C'est d'ailleurs au coeur de cette prestigieuse abbaye qu'est rédigée par le moine Ottfried la première oeuvre littéraire en dialecte allemand, Krist, qui relate les épisodes marquants de la vie du Christ.

Après la mort de Charlemagne, son empire est déchiré entre ses héritiers. Les " Serments de Strasbourg " établissent une alliance entre deux de ses petits-enfants. Grande première : il n'est pas rédigé en latin, comme tous les textes officiels de l'époque, mais en tudesque (l'ancêtre de l'allemand) et en roman (l'ancêtre du français).

La dynastie des Hohenstaufen. A partir du XIIe siècle, la famille des Hohenstaufen domine la vie politique alsacienne. L'empereur Frédéric Barberousse fait construire un palais à Haguenau tandis que Rosheim, Obernai et Sélestat reçoivent des murailles et le statut de villes royales.

Mais l'oeuvre la plus monumentale de la famille Hohenstaufen reste sans aucun doute le château du Haut-Koenigsbourg, aujourd'hui célèbre pour sa tour carrée colorée par le cuivre vert-de-grisé.

L'Alsace aux XIVe et XVe siècles. Le XVe siècle marque un tournant en Alsace : les villes se multiplient sous l'impulsion des seigneurs, soucieux d'égaler le prestige de la famille Hohenstaufen. Nombreuses d'entre elles possèdent des remparts qui leur donnent le statut de places fortes et possèdent d'importants avantages économiques.
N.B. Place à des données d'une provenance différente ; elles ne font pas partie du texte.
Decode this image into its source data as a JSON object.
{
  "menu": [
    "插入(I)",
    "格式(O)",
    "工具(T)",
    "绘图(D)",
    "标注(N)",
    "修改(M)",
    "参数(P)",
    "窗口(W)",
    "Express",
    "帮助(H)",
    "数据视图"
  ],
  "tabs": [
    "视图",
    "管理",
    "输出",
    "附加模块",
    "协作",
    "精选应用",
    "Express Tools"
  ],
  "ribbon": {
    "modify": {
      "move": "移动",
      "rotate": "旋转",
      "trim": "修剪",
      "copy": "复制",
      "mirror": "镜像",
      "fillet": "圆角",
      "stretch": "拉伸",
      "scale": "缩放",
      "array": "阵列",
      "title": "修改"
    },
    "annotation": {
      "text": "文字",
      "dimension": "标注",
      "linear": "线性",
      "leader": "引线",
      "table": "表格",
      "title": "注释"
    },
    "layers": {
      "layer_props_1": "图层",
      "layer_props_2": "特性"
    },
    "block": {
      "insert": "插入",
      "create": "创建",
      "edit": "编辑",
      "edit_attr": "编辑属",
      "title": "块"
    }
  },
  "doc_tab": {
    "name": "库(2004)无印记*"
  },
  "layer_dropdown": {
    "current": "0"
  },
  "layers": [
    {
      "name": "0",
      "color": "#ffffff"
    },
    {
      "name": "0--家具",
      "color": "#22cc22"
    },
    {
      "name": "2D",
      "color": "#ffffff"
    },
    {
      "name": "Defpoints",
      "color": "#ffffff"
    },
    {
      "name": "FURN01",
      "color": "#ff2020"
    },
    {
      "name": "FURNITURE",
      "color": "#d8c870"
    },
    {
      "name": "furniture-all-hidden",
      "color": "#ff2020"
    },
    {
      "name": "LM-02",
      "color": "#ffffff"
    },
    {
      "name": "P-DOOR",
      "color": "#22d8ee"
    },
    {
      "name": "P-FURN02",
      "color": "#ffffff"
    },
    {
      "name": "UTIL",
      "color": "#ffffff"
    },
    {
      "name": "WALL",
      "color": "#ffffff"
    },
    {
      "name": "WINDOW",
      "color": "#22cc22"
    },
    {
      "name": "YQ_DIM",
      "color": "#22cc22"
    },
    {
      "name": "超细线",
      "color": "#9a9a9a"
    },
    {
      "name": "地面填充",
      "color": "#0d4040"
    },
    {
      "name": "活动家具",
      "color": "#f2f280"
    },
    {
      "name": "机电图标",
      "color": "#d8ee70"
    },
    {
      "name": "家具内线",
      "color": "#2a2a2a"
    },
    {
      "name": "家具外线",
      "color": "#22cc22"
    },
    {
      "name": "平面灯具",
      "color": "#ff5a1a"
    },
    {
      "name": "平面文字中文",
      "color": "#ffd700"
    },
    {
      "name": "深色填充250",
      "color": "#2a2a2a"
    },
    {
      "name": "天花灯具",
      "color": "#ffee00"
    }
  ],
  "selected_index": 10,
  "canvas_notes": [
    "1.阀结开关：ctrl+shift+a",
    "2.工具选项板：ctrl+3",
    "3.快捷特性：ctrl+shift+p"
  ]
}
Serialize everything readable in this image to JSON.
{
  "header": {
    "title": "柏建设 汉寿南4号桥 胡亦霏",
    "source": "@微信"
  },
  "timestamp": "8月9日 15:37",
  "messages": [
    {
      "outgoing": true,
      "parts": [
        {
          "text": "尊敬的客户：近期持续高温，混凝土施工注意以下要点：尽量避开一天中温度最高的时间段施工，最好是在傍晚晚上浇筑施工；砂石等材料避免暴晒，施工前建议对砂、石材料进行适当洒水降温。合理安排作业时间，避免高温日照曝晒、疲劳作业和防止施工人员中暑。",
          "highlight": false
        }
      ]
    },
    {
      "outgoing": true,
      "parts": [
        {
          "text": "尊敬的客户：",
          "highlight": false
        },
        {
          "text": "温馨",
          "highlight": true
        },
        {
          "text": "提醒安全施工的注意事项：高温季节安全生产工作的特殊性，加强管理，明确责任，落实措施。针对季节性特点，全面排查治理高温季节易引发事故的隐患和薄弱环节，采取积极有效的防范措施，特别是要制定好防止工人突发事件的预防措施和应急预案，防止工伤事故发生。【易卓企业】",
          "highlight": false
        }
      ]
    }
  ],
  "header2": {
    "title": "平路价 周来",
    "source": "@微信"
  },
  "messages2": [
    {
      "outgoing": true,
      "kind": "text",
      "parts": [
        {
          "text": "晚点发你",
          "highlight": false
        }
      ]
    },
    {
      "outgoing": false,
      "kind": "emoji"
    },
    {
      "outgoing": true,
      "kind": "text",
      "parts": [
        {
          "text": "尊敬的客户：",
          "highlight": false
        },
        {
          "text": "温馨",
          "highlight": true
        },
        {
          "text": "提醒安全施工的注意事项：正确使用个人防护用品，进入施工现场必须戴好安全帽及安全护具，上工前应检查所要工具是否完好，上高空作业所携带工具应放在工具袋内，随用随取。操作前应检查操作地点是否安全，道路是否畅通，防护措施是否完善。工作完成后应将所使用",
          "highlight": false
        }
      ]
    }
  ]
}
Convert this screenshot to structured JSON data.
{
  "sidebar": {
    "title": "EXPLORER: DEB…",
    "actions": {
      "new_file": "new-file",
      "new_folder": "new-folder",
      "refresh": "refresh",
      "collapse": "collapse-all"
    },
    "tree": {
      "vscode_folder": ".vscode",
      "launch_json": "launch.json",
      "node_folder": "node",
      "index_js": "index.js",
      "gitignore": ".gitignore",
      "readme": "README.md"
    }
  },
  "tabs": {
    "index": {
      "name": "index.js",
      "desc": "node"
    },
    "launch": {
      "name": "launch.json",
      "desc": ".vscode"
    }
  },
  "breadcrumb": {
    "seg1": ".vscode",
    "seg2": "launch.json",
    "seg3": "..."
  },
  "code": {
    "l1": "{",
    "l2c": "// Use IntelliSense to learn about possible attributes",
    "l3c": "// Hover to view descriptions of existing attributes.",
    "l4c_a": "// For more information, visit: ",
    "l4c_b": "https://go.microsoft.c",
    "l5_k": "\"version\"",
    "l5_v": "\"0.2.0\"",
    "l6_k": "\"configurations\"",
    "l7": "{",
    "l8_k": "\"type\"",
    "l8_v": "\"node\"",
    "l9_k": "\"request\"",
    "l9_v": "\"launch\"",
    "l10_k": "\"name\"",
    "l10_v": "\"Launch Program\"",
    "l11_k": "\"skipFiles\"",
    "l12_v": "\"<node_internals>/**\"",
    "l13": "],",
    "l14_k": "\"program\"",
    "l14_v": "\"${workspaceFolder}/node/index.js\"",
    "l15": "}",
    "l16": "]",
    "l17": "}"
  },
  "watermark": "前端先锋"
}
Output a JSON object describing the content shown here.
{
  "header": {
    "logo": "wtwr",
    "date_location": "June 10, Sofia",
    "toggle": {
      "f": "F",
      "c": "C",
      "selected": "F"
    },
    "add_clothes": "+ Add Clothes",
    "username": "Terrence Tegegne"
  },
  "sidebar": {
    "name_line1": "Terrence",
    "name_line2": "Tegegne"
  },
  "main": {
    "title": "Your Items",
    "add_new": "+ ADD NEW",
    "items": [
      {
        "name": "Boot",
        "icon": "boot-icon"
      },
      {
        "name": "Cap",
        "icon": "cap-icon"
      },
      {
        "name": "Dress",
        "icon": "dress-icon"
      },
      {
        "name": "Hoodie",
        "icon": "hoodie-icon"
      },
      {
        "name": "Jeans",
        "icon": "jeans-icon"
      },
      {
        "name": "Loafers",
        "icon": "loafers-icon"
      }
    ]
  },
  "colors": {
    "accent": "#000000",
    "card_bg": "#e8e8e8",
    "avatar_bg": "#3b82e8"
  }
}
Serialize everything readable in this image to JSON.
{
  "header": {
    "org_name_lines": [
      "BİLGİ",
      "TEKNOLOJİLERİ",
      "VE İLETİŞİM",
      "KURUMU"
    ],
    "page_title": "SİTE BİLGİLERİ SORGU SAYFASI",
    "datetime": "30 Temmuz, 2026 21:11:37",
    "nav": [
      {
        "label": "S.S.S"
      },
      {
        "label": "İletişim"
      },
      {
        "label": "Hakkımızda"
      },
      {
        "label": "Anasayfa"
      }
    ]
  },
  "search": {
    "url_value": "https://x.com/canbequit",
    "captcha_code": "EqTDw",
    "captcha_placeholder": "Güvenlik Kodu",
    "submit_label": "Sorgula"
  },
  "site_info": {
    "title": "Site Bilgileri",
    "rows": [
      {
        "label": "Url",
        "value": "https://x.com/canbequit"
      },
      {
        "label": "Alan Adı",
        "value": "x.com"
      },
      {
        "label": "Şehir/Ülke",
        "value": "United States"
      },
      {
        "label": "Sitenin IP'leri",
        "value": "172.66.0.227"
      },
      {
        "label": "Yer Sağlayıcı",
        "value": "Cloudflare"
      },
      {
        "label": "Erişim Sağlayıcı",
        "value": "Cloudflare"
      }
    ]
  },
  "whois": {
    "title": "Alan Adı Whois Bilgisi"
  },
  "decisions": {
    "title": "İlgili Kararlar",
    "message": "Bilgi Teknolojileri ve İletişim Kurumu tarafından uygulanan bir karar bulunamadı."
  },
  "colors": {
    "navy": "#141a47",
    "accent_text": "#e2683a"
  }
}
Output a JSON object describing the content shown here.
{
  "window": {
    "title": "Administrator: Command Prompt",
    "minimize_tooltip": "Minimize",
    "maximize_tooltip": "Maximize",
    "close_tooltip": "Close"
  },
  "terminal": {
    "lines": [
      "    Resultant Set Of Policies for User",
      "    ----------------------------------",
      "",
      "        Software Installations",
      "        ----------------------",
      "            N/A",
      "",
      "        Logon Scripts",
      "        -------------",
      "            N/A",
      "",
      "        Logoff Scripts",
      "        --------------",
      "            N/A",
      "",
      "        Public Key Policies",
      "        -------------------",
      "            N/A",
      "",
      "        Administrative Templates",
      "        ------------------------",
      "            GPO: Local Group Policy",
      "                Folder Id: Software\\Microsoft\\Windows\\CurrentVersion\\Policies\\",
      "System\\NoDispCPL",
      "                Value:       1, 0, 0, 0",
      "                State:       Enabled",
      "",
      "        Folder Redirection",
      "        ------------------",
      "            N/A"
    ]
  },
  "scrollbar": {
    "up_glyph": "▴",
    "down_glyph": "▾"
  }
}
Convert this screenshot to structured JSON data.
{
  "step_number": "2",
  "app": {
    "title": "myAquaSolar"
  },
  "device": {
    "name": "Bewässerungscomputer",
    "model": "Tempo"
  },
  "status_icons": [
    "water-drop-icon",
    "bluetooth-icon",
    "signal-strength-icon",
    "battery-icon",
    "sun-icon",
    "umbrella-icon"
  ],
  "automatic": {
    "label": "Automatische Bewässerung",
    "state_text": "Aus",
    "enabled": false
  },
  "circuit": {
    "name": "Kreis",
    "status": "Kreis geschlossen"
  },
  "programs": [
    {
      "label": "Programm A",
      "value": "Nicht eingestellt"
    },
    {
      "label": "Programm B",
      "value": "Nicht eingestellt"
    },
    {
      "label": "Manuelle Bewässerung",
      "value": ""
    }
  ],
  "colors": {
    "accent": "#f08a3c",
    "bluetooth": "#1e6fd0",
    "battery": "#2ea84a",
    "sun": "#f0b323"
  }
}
Certaines dépendent directement de l'Empire et sont placées sous sa protection. C'est le cas de Strasbourg qui va jusqu'à obtenir le statut de ville libre d'Empire dès le XIIIe siècle, puis c'est au tour de Sélestat et Haguenau au XIVe siècle. En 1354, les dix villes impériales alsaciennes, dont Wissembourg, Haguenau, Rosheim, Obernai, Sélestat dans le Bas-Rhin se regroupent sous le nom de Décapole afin de protéger leurs privilèges économiques et politiques.

La période qui court du XIIIe au XVe siècle voit également le triomphe de l'art gothique : la cathédrale de Strasbourg est achevée en 1439 et sa flèche, alors la plus haute d'Europe, atteint 142 mètres ! A cette même époque naissent les corporations qui regroupent les métiers au sein d'une organisation aux règles strictes. Dans certaines villes du Bas-Rhin, comme Haguenau, Sélestat et bien sûr Strasbourg, le pouvoir des corporations dépassent celui de la noblesse.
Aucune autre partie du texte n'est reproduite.